Friday 18 March 2016

Video game textmode art: Baud Dudes from Blocktronics

I'm torn, friends! I can be timely, or I can present materials in a fashion that preserves the context in which it makes any goddamn sense... and if I tarry too long with the latter, the former becomes impossible. Fortunately for video game textmode art, the hows (with a computer) and whys (because they gosh darn felt like it) aren't that critical to enjoying the specific works, so I'll just try to chug along here with the whats and whos from the recent "Baud Dudes" collection of Blocktronics ANSI- and ANSI-inspired art. ("Baud Dudes" = Data East's beat-'em-up arcade game Bad Dudes plus a bit of '90s telecommunications humour, the baud rate being the speed at which a modem could transmit data. Speeds during the golden age of the artscene ranged from 1200 baud to 144000.) This textmode video game art series has traditionally celebrated lost and forgotten works from the vaults of artpacks released decades ago, but challenging that narrative... the Lego masters in Blocktronics continue to crank out videogame-related works at an astounding pace: here in the future, the present challenges the hegemony of the past. Which isn't bad -- after all, life is for the living.
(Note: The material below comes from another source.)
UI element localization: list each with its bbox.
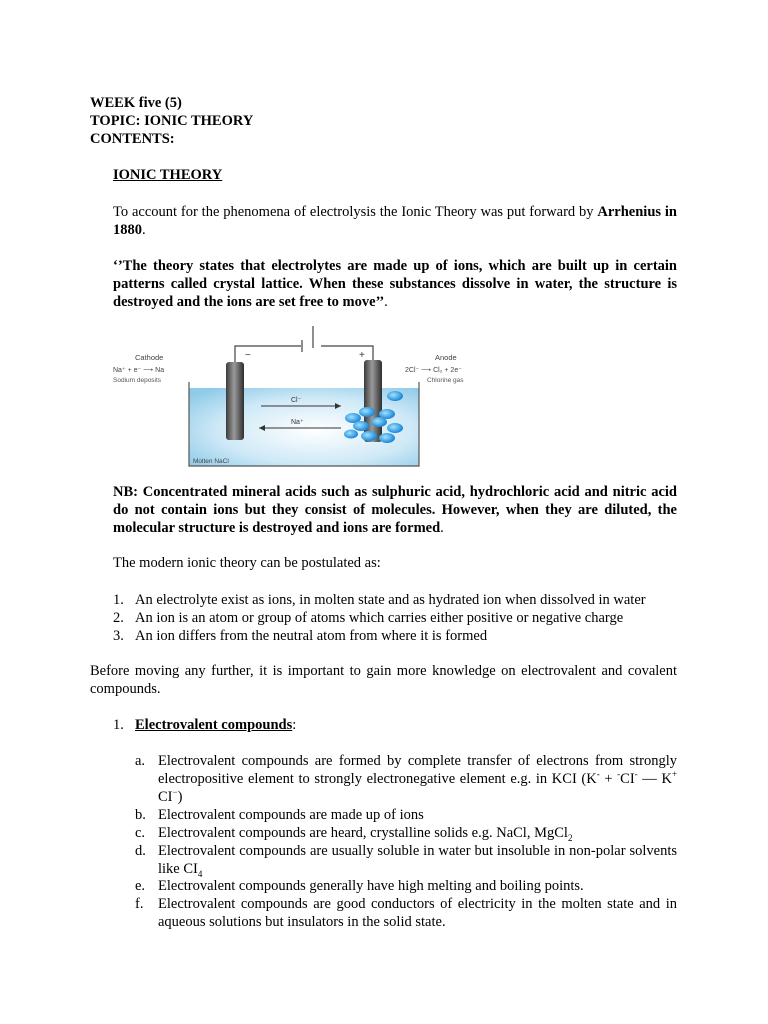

A number of these pieces were created to appear as part of a textmode art tribute presentation in The Game Awards 2015; others from that particular batch appeared in the previous Blocktronics collection, Block to the Future ... they will eventually be washing up here also, fear not.

Kicking things off in a big way, it's a double-wide ANSI piece celebrating Metroid on the NES from the artist MyPalGoo:

Misfit presents the iconic Vault Boy from the Fallout series. (If you like this, you'll love my upcoming piece on the ASCII art in Fallout 4!)
Reset Survivor draws more video game ANSI art in a year than you will in a lifetime. This one is commemorating 20 years of Pokémon (uh, but not continuously) with silhouettes of Squirtle, Charmander and Bulbasaur, the three Kanto starter Pokémon. (Deftly interweaving three of my grand passions, he also included an ANSI Choose Your Own Adventure patterned after Bad Dudes, which I have made web-playable at my hyperfiction blog over here.)

Here are some PETSCII pieces from Otium, inadvertently left out of the last Blocktronics artpack -- this one promotes Konami's Metal Gear Solid 5. I'm sadly not up to speed with this series, and my attempts to glean which one of the game's numerous characters this picture represented immersed me deep in an ocean of shots of actress Stefanie Joosten's cleavage. Hopefully someone can set me straight.
Here, Otium draws us a PETSCII rendition of Sagat from Street Fighter 2 (and, well, from Street Fighter 1 for that matter.) That dent in his head is a scar, and its presence there is canonical!
Otium gives us one final piece of PETSCII, this one of Geralt of Rivia, hero of The Witcher 3 (and indeed the whole series). I believe it was a direct adaptation of the picture here, and am consistently blown away by the clawlike rendition of his gloves.
Finally, there's also a black and white ANSI piece by him (along with ASCII, one of the textmode art mediums he'd mastered before moving on to explore the possibilities of PETSCII) of the venerable Lara Croft, for Rise of the Tomb Raider:
Now to the meat of the matter: BAUD DUDES. Ndh spun this ANSIfied variation on the video game's original logo, which reminds me -- I'm pals with Marc Erickson, the fellow responsible for a pile of classic video game box art, including Bad Dudes, whose recollections are informative, revealing and entertaining. (I passed him along a link to this collection of work and he found it quite droll.)